Sen. Janet D. Howell (D-Fairfax) joined Republicans in voting against the amendment, but for reasons of her own: She said low-wage workers are the ones on the front lines during the crisis and deserve a raise.

“We have our workers in grocery stores, we have the people keeping our hospitals clean so nurses and doctors can work there,” she said. “It’s a tragic time, and it’s made it extremely obvious that we have to adopt much more vigorous policies” to address income inequality. Howell’s defection led to a 20-20 tie that gave Lt. Gov. Justin Fairfax (D) the deciding vote.

Similar arguments played out in the House. Del. Lee J. Carter (D-Manassas) said he “condemned” Northam for suggesting that workers should wait for a pay raise. But Del. Christopher T. Head (R-Botetourt) said just delaying the increase instead of killing it is “frankly insulting to the business community.” In the end, delegates wound up approving Northam’s delay.

The Senate killed one of Northam’s most controversial proposals: postponing until November local elections that are scheduled for May. The House had passed the amendment, saying it would keep voters from being exposed to the worst of the pandemic.

But Sen. Chap Petersen (D-Fairfax City) led the charge against it, saying the legislature instead needs a special session to determine how to conduct elections safely.

“We’re all scared,” Petersen said. “I’m scared for my mom. I’m scared for my in-laws. But sometimes you have to take a stand. Part of democracy is having elections.”

The House and Senate both agreed to Northam’s amendments to bills allowing no-excuse absentee voting and making a certain class of prisoners eligible for parole. They also signed off on his recommendation to make “driver privilege cards” — meant to give undocumented immigrants a way to legally drive — look identical to the temporary license already issued to certain noncitizens who are legally present for a short time.

On marijuana legalization, the Senate accepted most of Northam’s amendments but rejected two.
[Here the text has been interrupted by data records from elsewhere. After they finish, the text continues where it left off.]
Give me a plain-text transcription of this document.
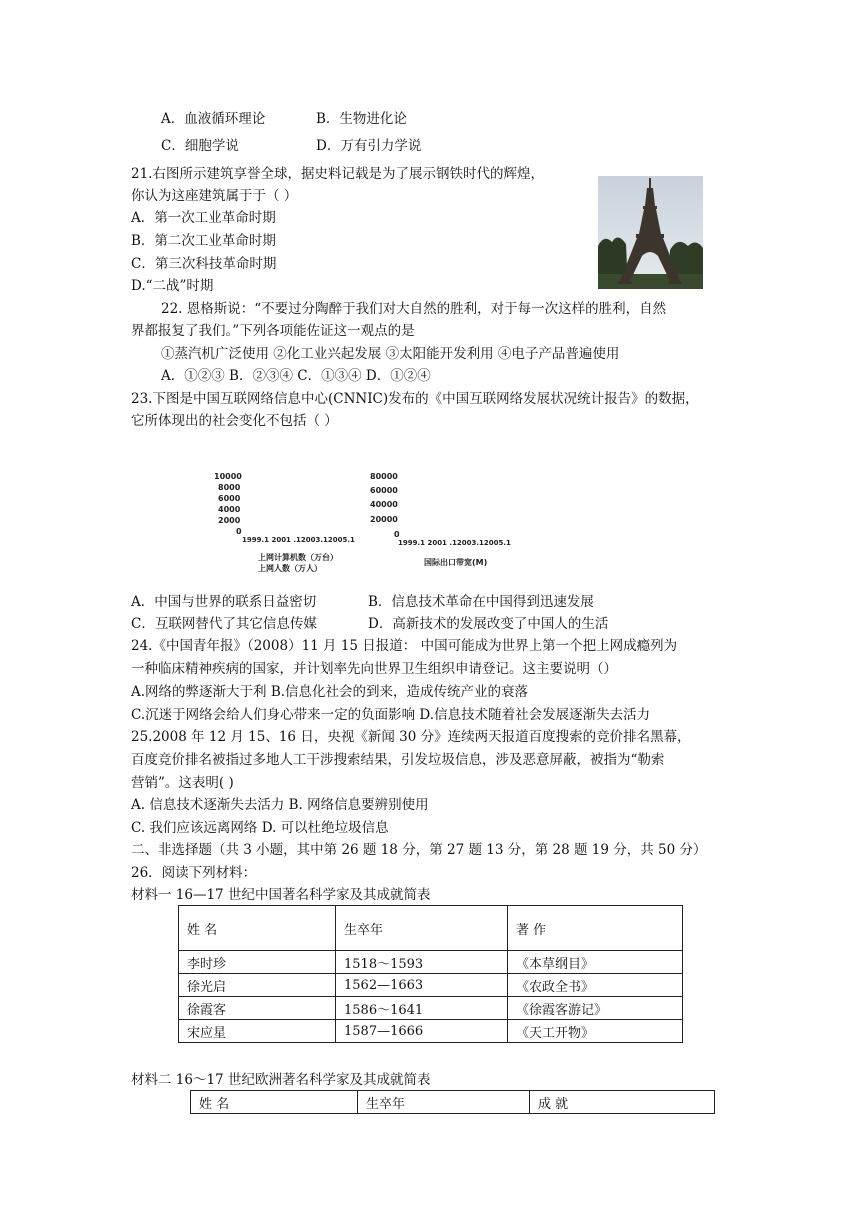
A．血液循环理论	B．生物进化论
C．细胞学说	D．万有引力学说
21.右图所示建筑享誉全球，据史料记载是为了展示钢铁时代的辉煌，
你认为这座建筑属于于（ ）
A．第一次工业革命时期
B．第二次工业革命时期
C．第三次科技革命时期
D.“二战”时期
22. 恩格斯说：“不要过分陶醉于我们对大自然的胜利，对于每一次这样的胜利，自然
界都报复了我们。”下列各项能佐证这一观点的是
①蒸汽机广泛使用 ②化工业兴起发展 ③太阳能开发利用 ④电子产品普遍使用
A．①②③ B．②③④ C．①③④ D．①②④
23.下图是中国互联网络信息中心(CNNIC)发布的《中国互联网络发展状况统计报告》的数据，
它所体现出的社会变化不包括（ ）
10000
8000
6000
4000
2000
0
1999.1 2001 .12003.12005.1
上网计算机数（万台）
上网人数（万人）
80000
60000
40000
20000
0
1999.1 2001 .12003.12005.1
国际出口带宽(M)
A．中国与世界的联系日益密切	B．信息技术革命在中国得到迅速发展
C．互联网替代了其它信息传媒	D．高新技术的发展改变了中国人的生活
24.《中国青年报》（2008）11 月 15 日报道： 中国可能成为世界上第一个把上网成瘾列为
一种临床精神疾病的国家，并计划率先向世界卫生组织申请登记。这主要说明（）
A.网络的弊逐渐大于利 B.信息化社会的到来，造成传统产业的衰落
C.沉迷于网络会给人们身心带来一定的负面影响 D.信息技术随着社会发展逐渐失去活力
25.2008 年 12 月 15、16 日，央视《新闻 30 分》连续两天报道百度搜索的竞价排名黑幕，
百度竞价排名被指过多地人工干涉搜索结果，引发垃圾信息，涉及恶意屏蔽，被指为“勒索
营销”。这表明( )
A. 信息技术逐渐失去活力 B. 网络信息要辨别使用
C. 我们应该远离网络 D. 可以杜绝垃圾信息
二、非选择题（共 3 小题，其中第 26 题 18 分，第 27 题 13 分，第 28 题 19 分，共 50 分）
26．阅读下列材料：
材料一 16—17 世纪中国著名科学家及其成就简表
姓 名	生卒年	著 作
李时珍	1518～1593	《本草纲目》
徐光启	1562—1663	《农政全书》
徐霞客	1586～1641	《徐霞客游记》
宋应星	1587—1666	《天工开物》
材料二 16～17 世纪欧洲著名科学家及其成就简表
姓 名	生卒年	成 就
One, which also was rejected by the House, would have removed the right to a jury trial for those charged with the newly created civil offense of marijuana possession. The other would have given a work group more time to produce a report on full legalization.
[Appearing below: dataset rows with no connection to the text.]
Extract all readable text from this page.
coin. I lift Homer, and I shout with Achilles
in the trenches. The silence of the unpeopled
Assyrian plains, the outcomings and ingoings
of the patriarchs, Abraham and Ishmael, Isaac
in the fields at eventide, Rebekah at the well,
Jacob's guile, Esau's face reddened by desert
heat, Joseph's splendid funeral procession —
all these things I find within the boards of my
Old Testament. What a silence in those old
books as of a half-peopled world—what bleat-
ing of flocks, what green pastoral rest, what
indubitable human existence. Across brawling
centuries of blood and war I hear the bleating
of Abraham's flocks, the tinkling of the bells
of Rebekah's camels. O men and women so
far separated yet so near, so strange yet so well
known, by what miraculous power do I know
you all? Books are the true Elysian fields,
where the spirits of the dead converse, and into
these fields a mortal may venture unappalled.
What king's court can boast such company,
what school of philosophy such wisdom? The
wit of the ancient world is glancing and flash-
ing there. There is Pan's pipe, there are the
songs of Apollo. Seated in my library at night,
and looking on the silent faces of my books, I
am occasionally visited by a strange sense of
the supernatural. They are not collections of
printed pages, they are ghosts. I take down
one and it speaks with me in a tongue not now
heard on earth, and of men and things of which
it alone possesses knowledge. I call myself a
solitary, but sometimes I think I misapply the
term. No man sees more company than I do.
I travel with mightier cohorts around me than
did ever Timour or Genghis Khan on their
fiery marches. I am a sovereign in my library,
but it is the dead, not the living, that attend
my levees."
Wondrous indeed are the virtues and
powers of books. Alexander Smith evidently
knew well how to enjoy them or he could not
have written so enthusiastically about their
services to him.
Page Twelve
The House rejected a recommendation from Northam that would have given him more power during the crisis to delay big capital projects, and Northam withdrew a proposal to let him have greater control over spending after members complained about it.

House and Senate Democrats approved another proposal that expands Northam’s authority to discharge or reassign prisoners in the correctional system to help prevent conditions that foster the spread of disease. Republicans cried foul.

“Flinging open the prison doors might make these criminals safer, but [it] puts our communities at risk at the worst possible time,” House Minority Leader Todd Gilbert (R-Shenandoah) said in a statement.

Delegates unanimously approved a budget amendment giving Northam the authority to distribute federal grant funding under the coronavirus relief program. It won approval in the Senate in a 21-19 squeaker.

The day’s session was as notable for the way it was conducted as for what was done. The Senate was gaveled into session shortly after noon, with members seated at individual folding tables spread across a vast conference room at the Science Museum of Virginia.

Germ-catching ties were banned and face masks mandated.

The House met under a white canopy outside the capitol. Del. Luke E. Torian (D-Prince William), who is a pastor, opened the session with a prayer noting that “we are in the midst of some very difficult days.”

Filler-Corn delivered a pep talk about convening “amid a national emergency” and ­mentioned previous times the legislature has met during crisis, such as during the 1918 flu pandemic and in 1942 after the Japanese attack on Pearl Harbor.

“None of those events interfered with our predecessors’ work,” she said. “Nor will the pandemic of today thwart our work to do the people’s business.”